The Department of Environmental Quality does have the authority to issue a stop-work order the project, and state statute requires that several conditions be met to do so. The Secretary of Environment must find that a violation has occurred, that the violation is knowing and willful and that one of three additional criteria has been met. Those criteria are that off-site sedimentation has eliminated or severely degraded a use in a lake or natural waterway or that such degradation is imminent; that off-site sedimentation has caused “severe damage” to adjacent land or that such damage is imminent; or that land-disturbing activity is being conducted without an approved plan. 

“DEQ keeps all compliance options available for every project site under our jurisdiction,” said Sarah Young, public information officer for DEQ. 

No stop work order has been issued, and WCU expects that the 500-bed student housing complex will be up and running by August, said WCU Chief Communications Officer Bill Studenc. The university can’t say with certainty if it would work with Zimmer again until it sees how well the company rectifies this most recent violation, said Studenc. However, the incidents are certainly a departure from business as usual. 

“The issues we have faced with the project on the West Campus are highly unusual,” he said. 

On Nov. 6, the Division of Water Resources assessed fines and fees totaling $14,610, which Zimmer has yet to pay. 

“We don’t necessarily disagree with it. We’re just still in discussion with them,” said Tucker. 

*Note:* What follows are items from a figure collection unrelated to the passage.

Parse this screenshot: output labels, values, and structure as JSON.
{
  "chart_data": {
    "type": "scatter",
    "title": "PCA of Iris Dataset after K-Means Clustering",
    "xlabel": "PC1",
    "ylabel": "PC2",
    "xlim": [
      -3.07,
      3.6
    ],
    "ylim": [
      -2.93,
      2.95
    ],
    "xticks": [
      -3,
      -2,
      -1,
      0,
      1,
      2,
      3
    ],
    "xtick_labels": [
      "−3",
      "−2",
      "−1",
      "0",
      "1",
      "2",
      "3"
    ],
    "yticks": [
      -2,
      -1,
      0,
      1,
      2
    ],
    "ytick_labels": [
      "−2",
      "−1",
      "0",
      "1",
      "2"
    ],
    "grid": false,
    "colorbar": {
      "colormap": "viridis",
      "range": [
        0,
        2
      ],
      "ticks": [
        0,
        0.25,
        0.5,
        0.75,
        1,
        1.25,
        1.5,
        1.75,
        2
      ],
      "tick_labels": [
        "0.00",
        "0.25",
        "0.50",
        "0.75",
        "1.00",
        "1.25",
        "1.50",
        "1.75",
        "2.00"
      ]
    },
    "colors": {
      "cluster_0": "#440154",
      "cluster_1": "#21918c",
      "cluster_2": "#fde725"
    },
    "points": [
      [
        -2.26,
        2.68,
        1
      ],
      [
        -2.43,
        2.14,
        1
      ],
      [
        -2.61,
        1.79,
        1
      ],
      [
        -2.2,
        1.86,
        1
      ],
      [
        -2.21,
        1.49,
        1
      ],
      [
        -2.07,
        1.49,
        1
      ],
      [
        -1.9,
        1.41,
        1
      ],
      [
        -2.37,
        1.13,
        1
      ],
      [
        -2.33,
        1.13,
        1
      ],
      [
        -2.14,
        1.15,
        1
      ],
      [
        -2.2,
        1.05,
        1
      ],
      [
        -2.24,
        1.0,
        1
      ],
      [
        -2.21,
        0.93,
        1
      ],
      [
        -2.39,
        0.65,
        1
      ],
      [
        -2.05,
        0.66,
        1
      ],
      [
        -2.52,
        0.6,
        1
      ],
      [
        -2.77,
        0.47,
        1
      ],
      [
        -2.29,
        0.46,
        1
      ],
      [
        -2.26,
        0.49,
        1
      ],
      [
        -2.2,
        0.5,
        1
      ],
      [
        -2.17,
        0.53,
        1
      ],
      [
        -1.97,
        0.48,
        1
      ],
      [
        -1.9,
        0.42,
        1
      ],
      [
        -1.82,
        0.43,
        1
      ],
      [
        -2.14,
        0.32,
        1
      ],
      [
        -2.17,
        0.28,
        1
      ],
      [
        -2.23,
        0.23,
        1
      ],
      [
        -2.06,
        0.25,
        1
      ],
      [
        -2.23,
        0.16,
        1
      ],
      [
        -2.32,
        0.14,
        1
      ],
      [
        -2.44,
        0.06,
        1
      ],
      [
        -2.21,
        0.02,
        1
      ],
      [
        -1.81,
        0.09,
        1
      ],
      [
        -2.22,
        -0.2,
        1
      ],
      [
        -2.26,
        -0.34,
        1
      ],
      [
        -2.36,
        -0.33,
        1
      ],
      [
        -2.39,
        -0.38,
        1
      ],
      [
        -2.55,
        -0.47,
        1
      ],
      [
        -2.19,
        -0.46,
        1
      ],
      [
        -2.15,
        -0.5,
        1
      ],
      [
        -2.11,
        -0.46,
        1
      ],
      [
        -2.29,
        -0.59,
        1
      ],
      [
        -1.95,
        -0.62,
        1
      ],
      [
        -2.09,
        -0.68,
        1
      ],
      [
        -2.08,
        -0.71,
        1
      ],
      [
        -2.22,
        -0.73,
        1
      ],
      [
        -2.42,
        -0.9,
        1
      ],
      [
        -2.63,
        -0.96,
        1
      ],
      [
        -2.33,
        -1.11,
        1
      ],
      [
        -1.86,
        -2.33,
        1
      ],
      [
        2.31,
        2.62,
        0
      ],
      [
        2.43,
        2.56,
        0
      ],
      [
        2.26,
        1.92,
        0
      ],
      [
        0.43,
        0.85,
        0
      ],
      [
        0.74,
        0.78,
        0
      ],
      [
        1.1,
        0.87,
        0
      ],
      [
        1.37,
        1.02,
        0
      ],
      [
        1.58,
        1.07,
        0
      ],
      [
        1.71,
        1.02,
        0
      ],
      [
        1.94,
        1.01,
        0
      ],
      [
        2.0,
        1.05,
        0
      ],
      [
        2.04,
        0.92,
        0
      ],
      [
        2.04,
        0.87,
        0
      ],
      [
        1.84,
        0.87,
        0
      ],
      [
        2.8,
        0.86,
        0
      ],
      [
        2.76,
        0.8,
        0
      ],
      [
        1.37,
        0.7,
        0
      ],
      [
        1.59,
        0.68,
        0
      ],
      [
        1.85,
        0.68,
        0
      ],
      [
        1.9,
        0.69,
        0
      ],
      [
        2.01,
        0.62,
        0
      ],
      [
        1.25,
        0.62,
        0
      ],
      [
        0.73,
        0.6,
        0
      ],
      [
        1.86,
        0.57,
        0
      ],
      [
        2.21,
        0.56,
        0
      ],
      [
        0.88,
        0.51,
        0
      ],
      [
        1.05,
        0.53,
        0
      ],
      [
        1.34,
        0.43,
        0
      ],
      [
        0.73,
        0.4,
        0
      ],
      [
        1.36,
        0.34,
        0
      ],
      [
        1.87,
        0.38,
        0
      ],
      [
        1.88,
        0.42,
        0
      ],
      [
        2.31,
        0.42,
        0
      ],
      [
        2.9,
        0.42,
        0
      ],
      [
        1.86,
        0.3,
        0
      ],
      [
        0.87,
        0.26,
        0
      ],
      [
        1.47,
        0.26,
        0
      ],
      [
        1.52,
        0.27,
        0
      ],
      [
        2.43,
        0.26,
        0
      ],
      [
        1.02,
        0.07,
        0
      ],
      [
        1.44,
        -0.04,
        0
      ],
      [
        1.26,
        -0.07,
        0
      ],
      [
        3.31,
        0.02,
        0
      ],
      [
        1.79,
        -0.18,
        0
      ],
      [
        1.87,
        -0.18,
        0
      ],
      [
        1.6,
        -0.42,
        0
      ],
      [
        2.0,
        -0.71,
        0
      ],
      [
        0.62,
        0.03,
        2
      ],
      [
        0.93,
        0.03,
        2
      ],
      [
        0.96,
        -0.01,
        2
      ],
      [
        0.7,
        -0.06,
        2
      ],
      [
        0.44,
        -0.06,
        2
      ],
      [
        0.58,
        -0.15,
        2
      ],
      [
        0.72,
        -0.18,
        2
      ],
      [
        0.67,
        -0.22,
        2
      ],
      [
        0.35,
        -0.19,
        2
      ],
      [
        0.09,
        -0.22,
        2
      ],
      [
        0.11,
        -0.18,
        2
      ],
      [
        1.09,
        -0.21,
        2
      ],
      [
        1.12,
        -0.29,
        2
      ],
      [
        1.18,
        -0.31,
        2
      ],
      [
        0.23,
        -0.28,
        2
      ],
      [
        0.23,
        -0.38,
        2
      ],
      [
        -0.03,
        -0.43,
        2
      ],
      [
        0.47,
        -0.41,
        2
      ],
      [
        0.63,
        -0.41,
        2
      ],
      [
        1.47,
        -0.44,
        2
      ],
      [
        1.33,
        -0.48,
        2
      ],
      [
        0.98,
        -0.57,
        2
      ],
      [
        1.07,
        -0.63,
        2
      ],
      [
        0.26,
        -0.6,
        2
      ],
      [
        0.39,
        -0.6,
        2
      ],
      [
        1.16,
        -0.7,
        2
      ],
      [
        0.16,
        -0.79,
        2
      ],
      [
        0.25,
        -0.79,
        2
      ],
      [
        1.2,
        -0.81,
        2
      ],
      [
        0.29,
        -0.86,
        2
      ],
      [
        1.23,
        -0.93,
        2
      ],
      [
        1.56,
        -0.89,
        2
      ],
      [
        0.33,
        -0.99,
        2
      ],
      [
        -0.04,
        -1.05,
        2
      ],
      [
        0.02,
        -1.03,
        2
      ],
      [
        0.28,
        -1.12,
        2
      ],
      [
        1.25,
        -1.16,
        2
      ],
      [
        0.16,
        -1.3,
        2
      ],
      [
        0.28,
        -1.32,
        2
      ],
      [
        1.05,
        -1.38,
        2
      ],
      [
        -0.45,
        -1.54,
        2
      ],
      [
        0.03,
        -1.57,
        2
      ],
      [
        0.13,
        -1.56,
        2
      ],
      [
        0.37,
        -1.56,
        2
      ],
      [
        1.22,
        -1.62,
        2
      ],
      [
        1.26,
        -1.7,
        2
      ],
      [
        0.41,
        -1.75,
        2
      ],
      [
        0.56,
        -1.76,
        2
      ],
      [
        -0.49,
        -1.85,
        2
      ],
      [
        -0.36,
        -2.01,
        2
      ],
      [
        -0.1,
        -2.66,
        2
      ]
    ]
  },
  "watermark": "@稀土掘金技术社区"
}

However, Zimmer is legally contesting the fines through a case in the Office of Administrative Hearings filed Dec. 10. Zimmer is asking that the penalties be dismissed, claiming that the Division “acted arbitrarily and capriciously and erroneously” in assessing the fines. Heavy rains were responsible for the fact that approved erosion control measures were overwhelmed, but the sediment has been removed and the streams repaired, Zimmer argued in its petition.

Brown disagrees. 

“They’re diligently opposing the fines and their responsibility,” he said. “They have neglected wholesale to force the company that is working for them to bring this site into compliance.”